Former Thai Navy Petty Officer Saman Kunan, 38, would have been pleased to know that the multinational rescue team, of which he was a part, managed to extract alive all the 12 schoolboys and their coach trapped in a labyrinthine cave in Chiang Rai, northern Thailand. Kunan, a former member of the Thai Navy SEALs, was the only fatality in the two-week drama that gripped not only Thailand but the whole world. But his death, due to drowning while he was placing air tanks through the cave for the rescue mission, has not gone unheralded. A grateful kingdom has been lauding him and renowned Thai artist Chalermchai Kositpipat, along with 300 others, said they would craft a larger-than-life statue of Kunan to turn the diver’s death into something that would benefit the entire kingdom, and to remember him as the hero that he was.
Rodney Chad Mallari
Taxi passengers will be the first to say that airport cabbies aren’t the best role models, with at least two caught overcharging on video, among their other unsavory schemes. Which makes cab driver Rodney Chad Mallari truly exceptional. On July 9, he was lauded by the Land Transportation Franchising and Regulatory Board (LTFRB) for his “exemplary deed and commitment to service as a public utility driver worth emulating” for returning the P200,000 cash, ID and credit cards, as well as an iPhone that his American passenger had left in his cab. Keeping the stash never crossed his mind, he said. “I was not raised that way. I also thought that maybe [the owner] really needed the money,” Mallari said, adding that he hopes his “simple act of kindness” would become the norm among his fellow drivers.

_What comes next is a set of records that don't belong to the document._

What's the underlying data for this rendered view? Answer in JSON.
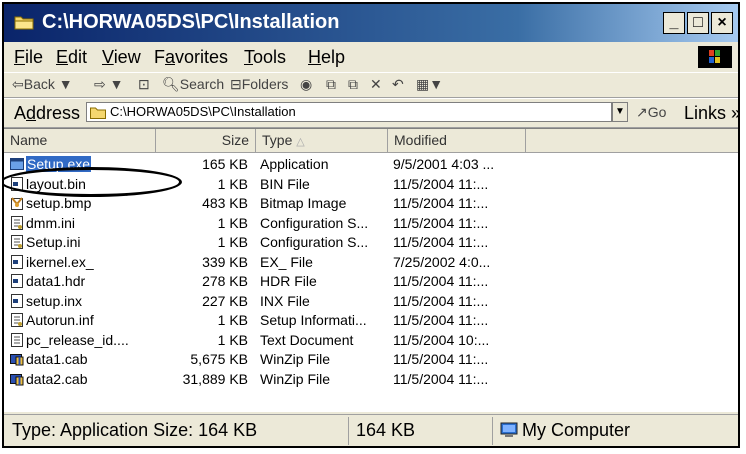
{
  "window": {
    "title": "C:\\HORWA05DS\\PC\\Installation",
    "controls": {
      "minimize": "_",
      "maximize": "□",
      "close": "×"
    }
  },
  "menu": {
    "file": {
      "u": "F",
      "rest": "ile"
    },
    "edit": {
      "u": "E",
      "rest": "dit"
    },
    "view": {
      "u": "V",
      "rest": "iew"
    },
    "favorites": {
      "pre": "F",
      "u": "a",
      "rest": "vorites"
    },
    "tools": {
      "u": "T",
      "rest": "ools"
    },
    "help": {
      "u": "H",
      "rest": "elp"
    }
  },
  "toolbar": {
    "back": "⇦Back ▼",
    "forward": "⇨ ▼",
    "up": "⊡",
    "search": "Search",
    "folders": "Folders",
    "history": "◉",
    "move": "⧉",
    "copy": "⧉",
    "delete": "✕",
    "undo": "↶",
    "views": "▦▼"
  },
  "address": {
    "label_pre": "A",
    "label_u": "d",
    "label_rest": "dress",
    "value": "C:\\HORWA05DS\\PC\\Installation",
    "go": "Go",
    "links": "Links »"
  },
  "columns": {
    "name": "Name",
    "size": "Size",
    "type": "Type",
    "sort": "△",
    "modified": "Modified"
  },
  "files": [
    {
      "name": "Setup.exe",
      "size": "165 KB",
      "type": "Application",
      "modified": "9/5/2001 4:03 ...",
      "icon": "application-icon"
    },
    {
      "name": "layout.bin",
      "size": "1 KB",
      "type": "BIN File",
      "modified": "11/5/2004 11:...",
      "icon": "generic-file-icon"
    },
    {
      "name": "setup.bmp",
      "size": "483 KB",
      "type": "Bitmap Image",
      "modified": "11/5/2004 11:...",
      "icon": "bitmap-icon"
    },
    {
      "name": "dmm.ini",
      "size": "1 KB",
      "type": "Configuration S...",
      "modified": "11/5/2004 11:...",
      "icon": "config-file-icon"
    },
    {
      "name": "Setup.ini",
      "size": "1 KB",
      "type": "Configuration S...",
      "modified": "11/5/2004 11:...",
      "icon": "config-file-icon"
    },
    {
      "name": "ikernel.ex_",
      "size": "339 KB",
      "type": "EX_ File",
      "modified": "7/25/2002 4:0...",
      "icon": "generic-file-icon"
    },
    {
      "name": "data1.hdr",
      "size": "278 KB",
      "type": "HDR File",
      "modified": "11/5/2004 11:...",
      "icon": "generic-file-icon"
    },
    {
      "name": "setup.inx",
      "size": "227 KB",
      "type": "INX File",
      "modified": "11/5/2004 11:...",
      "icon": "generic-file-icon"
    },
    {
      "name": "Autorun.inf",
      "size": "1 KB",
      "type": "Setup Informati...",
      "modified": "11/5/2004 11:...",
      "icon": "config-file-icon"
    },
    {
      "name": "pc_release_id....",
      "size": "1 KB",
      "type": "Text Document",
      "modified": "11/5/2004 10:...",
      "icon": "text-file-icon"
    },
    {
      "name": "data1.cab",
      "size": "5,675 KB",
      "type": "WinZip File",
      "modified": "11/5/2004 11:...",
      "icon": "winzip-icon"
    },
    {
      "name": "data2.cab",
      "size": "31,889 KB",
      "type": "WinZip File",
      "modified": "11/5/2004 11:...",
      "icon": "winzip-icon"
    }
  ],
  "status": {
    "info": "Type: Application Size: 164 KB",
    "size": "164 KB",
    "zone": "My Computer"
  },
  "colors": {
    "titlebar": "#0a246a",
    "selection": "#316ac5",
    "chrome": "#ece9d8"
  }
}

Hopping from one college to another in the United States in search of that NBA dream, Kobe Paras seemed like he didn’t belong. After flying back to the country to join the national basketball cadet program, the second-generation basketball star finally found a school to call home. Paras committed to the University of the Philippines, and became the latest high-profile star to join the Maroons. The high-flying, athletic wingman will be eligible to play in the 2019 season, when he can team up with former Perpetual Help big man Bright Akhuetie and ex-La Salle gunner Ricci Rivero. Paras’ name, of course, is part of basketball history in the UP Diliman campus. Kobe’s father, basketball legend Benjie Paras—now also a TV-movie actor—led UP to its last college crown in 1986. His older brother Andre also had a short stint with the Maroons.
Long under the radar in the mainstream boxing scene, Lucas Matthysse will finally get the spotlight he deserves as he faces Sen. Manny Pacquiao in a World Boxing Association welterweight championship bout. The current titleholder cedes top billing to his more illustrious foe, the Pacman, the only boxer to have won world titles in eight weight classes. Matthysse, the hard-hitting Argentine champion, was a surprise pick by the Pacquiao camp. There certainly are a lot safer choices for the Pacman than this respected knockout artist. But in winning the Pacquiao lottery, Matthysse earned a shot at cementing a career that has been largely overlooked despite him having compiled a devastating KO rate, sending 36 of his 39 opponents to dreamland. But they’re not after the huge pot, his camp said, but rather the glory of being among the sport’s elite.